Día del Bartender: cuatro cócteles para recorrer Chile desde la copa

Territorio, ingredientes locales y nuevas formas de consumo marcan la evolución de un oficio que hoy traduce identidad y contexto desde la barra.

.– Cada 24 de febrero, el Día del Bartender invita a observar un oficio que ha ido transformándose silenciosamente junto a los cambios culturales y sociales. Hoy, detrás de la barra, el bartender ya no se limita a ejecutar recetas: interpreta tendencias, entiende los tiempos del consumo y convierte el acto de beber en una experiencia con sentido.

Esta evolución se ha vuelto especialmente visible. Por una parte, los visitantes extranjeros buscan descubrir Chile a través de sus sabores, privilegiando productos locales como piscos y vinos, además de preparaciones clásicas reinterpretadas y acompañadas de relatos sobre su origen. En paralelo, el público local demanda propuestas nuevas y más ágiles, con una clara preferencia por bebidas de baja graduación alcohólica, mocktails y perfiles aromáticos más livianos.

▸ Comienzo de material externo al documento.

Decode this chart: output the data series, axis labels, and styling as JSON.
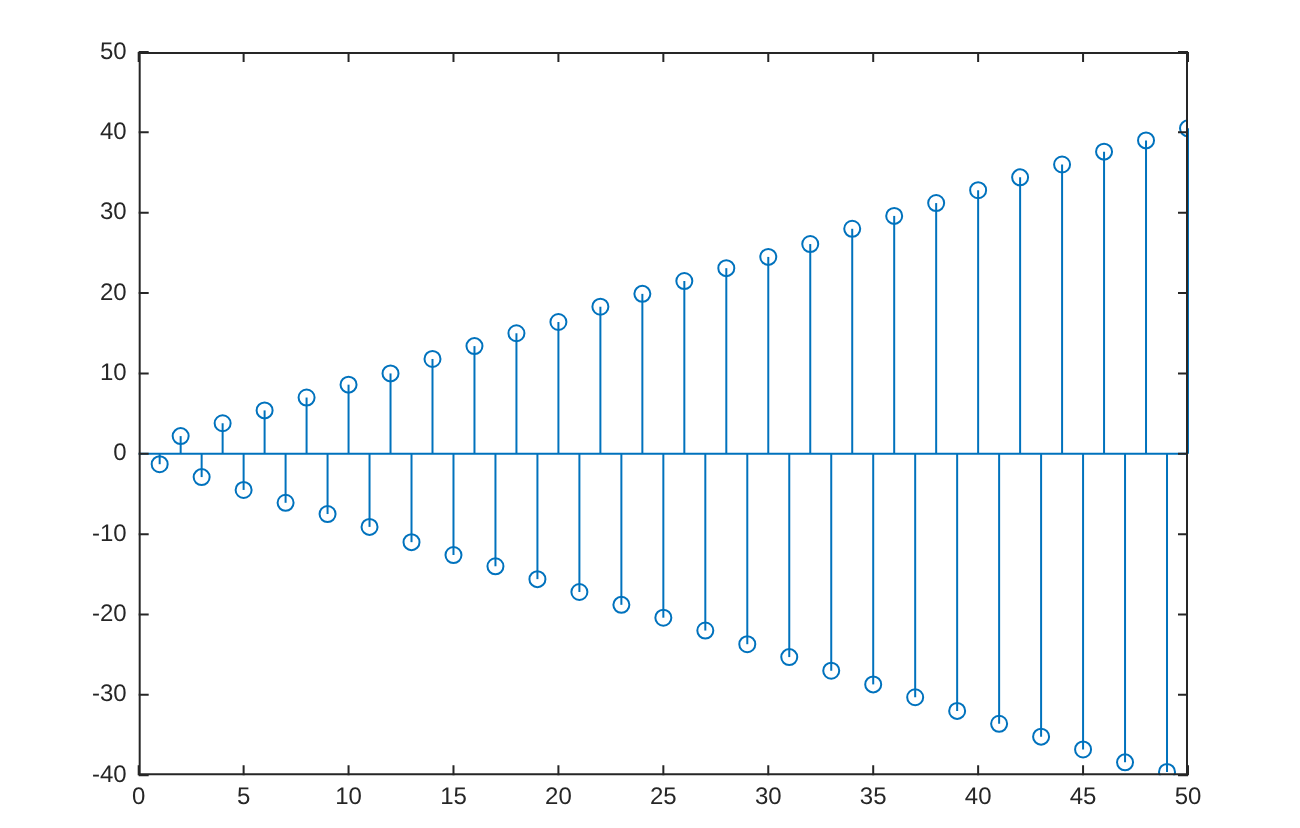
{
  "chart_data": {
    "type": "lollipop",
    "x": [
      1,
      2,
      3,
      4,
      5,
      6,
      7,
      8,
      9,
      10,
      11,
      12,
      13,
      14,
      15,
      16,
      17,
      18,
      19,
      20,
      21,
      22,
      23,
      24,
      25,
      26,
      27,
      28,
      29,
      30,
      31,
      32,
      33,
      34,
      35,
      36,
      37,
      38,
      39,
      40,
      41,
      42,
      43,
      44,
      45,
      46,
      47,
      48,
      49,
      50
    ],
    "values": [
      -1.3,
      2.2,
      -2.9,
      3.8,
      -4.5,
      5.4,
      -6.1,
      7.0,
      -7.5,
      8.6,
      -9.1,
      10,
      -11,
      11.8,
      -12.6,
      13.4,
      -14,
      15,
      -15.6,
      16.4,
      -17.2,
      18.3,
      -18.8,
      19.9,
      -20.4,
      21.5,
      -22,
      23.1,
      -23.7,
      24.5,
      -25.3,
      26.1,
      -27,
      28,
      -28.7,
      29.6,
      -30.3,
      31.2,
      -32,
      32.8,
      -33.6,
      34.4,
      -35.2,
      36,
      -36.8,
      37.6,
      -38.4,
      39,
      -39.6,
      40.5
    ],
    "color": "#0072bd",
    "marker": "circle",
    "ref_lines": [
      {
        "axis": "y",
        "value": 0,
        "color": "#0072bd"
      }
    ],
    "xlim": [
      0,
      50
    ],
    "ylim": [
      -40,
      50
    ],
    "xticks": [
      0,
      5,
      10,
      15,
      20,
      25,
      30,
      35,
      40,
      45,
      50
    ],
    "yticks": [
      -40,
      -30,
      -20,
      -10,
      0,
      10,
      20,
      30,
      40,
      50
    ]
  }
}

“Hoy las personas no solo buscan un cóctel bien preparado, sino también sentir que la historia y los ingredientes del lugar están presentes en la copa”, explica Paolo Quintiliani, Gerente de Alimentos y Bebidas de Santiago Marriott Hotel. Desde esa mirada, la coctelería de autor se plantea como un lenguaje capaz de conectar territorio e identidad sin necesidad de explicaciones.

Paisajes, mitos y elementos identitarios se traducen en seis cócteles que funcionan como relatos líquidos, disponibles en la barra de Akún Lounge Bistro:

  1. Refugio de Brujos, gin infusionado con manzana verde y apio, vermouth y tónica rosé. Herbal y refrescante, inspirado en los antiguos rituales de Chiloé.
  2. La Maldición del Drake, whisky con huesillo, chancaca, espumante y especias ahumadas. Un cóctel profundo que rinde homenaje a las aguas indobales del Pasaje de Drake.
  3. Último Vuelo, pisco con frutos rojos, maracuyá y un toque de Cabernet Sauvignon. Inspirado en el majestuoso cóndor andino.
  4. Hotu Matu’a, ron añejo con licor de avellana, crema de coco, maracuyá y jugo de naranja. Exótico y envolvente, inspirado en el poder ancestral de Rapa Nui.

Más allá de los nombres y las recetas, estos cócteles dialogan con una tendencia que se consolida a nivel global: menos alcohol y mayor complejidad sensorial. Técnicas como infusiones, maceraciones y extracciones de sabor permiten desarrollar propuestas más conscientes, donde el foco está sobre todo en la experiencia.

En un contexto donde la vida nocturna se ha acotado y los hábitos sociales se han adelantado, la coctelería también encuentra nuevos espacios de expresión, especialmente en instancias como el after office, donde el encuentro se vuelve más temprano, más pausado y menos ligado al exceso.

En el Día del Bartender, estas cuatro preparaciones permiten mirar el oficio desde otra perspectiva: como una práctica cultural contemporánea, capaz de interpretar el territorio, adaptarse a nuevas formas de consumo y transformar cada copa en una historia compartida.